I’ve always loved comics. My father would come home from his job with a surprise stack of comics sometimes. I would vibrate with anticipation on which one I would read first. They were cooler than most movies. They were light years better than any television show. And since I started reading them in the early 80s as a kid, video games weren’t even on my radar yet outside of the arcade.
I didn’t expect to somehow fall deeper in love with comics as an adolescent. I had discovered there was a comic book shop a mere 10 minute walk from my house. It contained so many comics I had never heard of before. Including a ton of independent black and white comics. The most notable one being Teenage Mutant Ninja Turtles.
As I got into high school, I found other friends who had aspirations at creating comics. We started to think about publishing our own black and white comic. It was so cheap to do back then! We all had this dream of… not getting rich. That wasn’t it. It was the simple act of publishing a book. That we could do it. There were no gatekeepers. That was the dream.

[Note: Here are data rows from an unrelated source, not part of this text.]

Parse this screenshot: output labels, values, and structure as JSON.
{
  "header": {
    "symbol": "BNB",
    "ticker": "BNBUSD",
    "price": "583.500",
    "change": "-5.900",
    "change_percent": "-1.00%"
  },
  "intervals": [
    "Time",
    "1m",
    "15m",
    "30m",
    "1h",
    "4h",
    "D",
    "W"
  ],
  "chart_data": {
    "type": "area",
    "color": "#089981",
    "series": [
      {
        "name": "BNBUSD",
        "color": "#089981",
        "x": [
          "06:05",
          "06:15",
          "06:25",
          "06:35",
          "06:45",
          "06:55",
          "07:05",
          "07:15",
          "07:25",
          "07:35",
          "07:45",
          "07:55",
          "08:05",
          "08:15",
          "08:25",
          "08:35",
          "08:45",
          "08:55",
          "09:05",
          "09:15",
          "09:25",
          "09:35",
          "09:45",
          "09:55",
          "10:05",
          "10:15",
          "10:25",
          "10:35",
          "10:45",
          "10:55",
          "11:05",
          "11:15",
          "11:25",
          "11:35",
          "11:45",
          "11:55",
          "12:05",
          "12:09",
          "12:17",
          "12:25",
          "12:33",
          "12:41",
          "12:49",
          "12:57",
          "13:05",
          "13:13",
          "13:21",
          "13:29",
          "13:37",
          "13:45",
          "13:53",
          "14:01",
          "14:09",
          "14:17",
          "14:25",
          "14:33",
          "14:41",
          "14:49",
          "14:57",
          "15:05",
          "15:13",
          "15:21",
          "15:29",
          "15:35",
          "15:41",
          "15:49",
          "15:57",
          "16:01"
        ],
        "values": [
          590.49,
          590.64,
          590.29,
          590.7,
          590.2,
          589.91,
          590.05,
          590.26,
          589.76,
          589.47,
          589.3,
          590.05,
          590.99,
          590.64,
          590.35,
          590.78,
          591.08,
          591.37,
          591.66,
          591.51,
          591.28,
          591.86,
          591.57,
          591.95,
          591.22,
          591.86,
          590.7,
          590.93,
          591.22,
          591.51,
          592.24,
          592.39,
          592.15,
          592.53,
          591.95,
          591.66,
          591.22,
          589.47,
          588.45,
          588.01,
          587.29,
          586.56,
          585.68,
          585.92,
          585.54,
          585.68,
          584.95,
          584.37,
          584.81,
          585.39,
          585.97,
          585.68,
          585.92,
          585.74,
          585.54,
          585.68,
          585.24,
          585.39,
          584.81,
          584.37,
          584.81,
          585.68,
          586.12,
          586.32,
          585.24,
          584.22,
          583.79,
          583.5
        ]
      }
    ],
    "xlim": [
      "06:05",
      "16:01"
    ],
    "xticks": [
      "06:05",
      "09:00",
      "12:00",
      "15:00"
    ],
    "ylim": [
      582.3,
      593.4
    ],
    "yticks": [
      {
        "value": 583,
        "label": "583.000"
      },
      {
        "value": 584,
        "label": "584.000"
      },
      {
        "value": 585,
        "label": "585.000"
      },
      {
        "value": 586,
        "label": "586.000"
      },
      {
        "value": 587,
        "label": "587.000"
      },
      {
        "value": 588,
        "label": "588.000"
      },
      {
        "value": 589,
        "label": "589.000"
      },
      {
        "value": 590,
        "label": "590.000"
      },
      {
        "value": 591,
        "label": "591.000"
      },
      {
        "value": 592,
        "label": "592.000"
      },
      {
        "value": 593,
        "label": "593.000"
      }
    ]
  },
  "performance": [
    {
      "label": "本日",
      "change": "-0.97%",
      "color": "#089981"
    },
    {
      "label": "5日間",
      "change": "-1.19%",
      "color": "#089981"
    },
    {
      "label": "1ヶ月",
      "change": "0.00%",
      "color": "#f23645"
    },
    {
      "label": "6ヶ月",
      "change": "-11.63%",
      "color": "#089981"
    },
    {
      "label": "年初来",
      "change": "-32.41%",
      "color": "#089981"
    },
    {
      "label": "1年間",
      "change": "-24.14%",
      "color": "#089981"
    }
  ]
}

Then the comic industry went through the speculator bust. It became impossible for distributors to take a chance on an unknown book. Not that it mattered because most of the direct market comic stores went out of business anyway. Little did we know that the World Wide Web was around the corner. The dream of publishing your own work was going to still be there for us. But I have always regretted not attempting to get a black and white book published. I loved them. The paper had a different smell to them. They were covered in halftones. They all felt like individual expressions of the artists who made them. Unlike the mass produced, team assembled Marvel and DC comics.
I watched this YouTube video recently (I recommend his whole channel). The feelings came flooding back.
I’ve been thinking about doing a small run of See You In Hell issues as I complete them. There is a printer here that can do it. A small run for my fans. And I want the issues to be in black and white. If you follow me on Instagram, I share process videos of my pages as they are created. And if you watch close, there’s a second between when I finish the inks and before I color it that I lay down halftones. Because I’ve been thinking about doing this for awhile. I love the idea of doing black and white single issue comics that I can sell direct to my fans. I’ll be doing ebooks for sure. But printing a black and white comic in the year 2024 makes my heart flutter with nostalgia. It gives me butterflies in my stomach thinking about it.
Anyway, watch that video if you want a taste of the excitement in the air that we felt as comic creators. It was infectious. And I want it. I want it bad.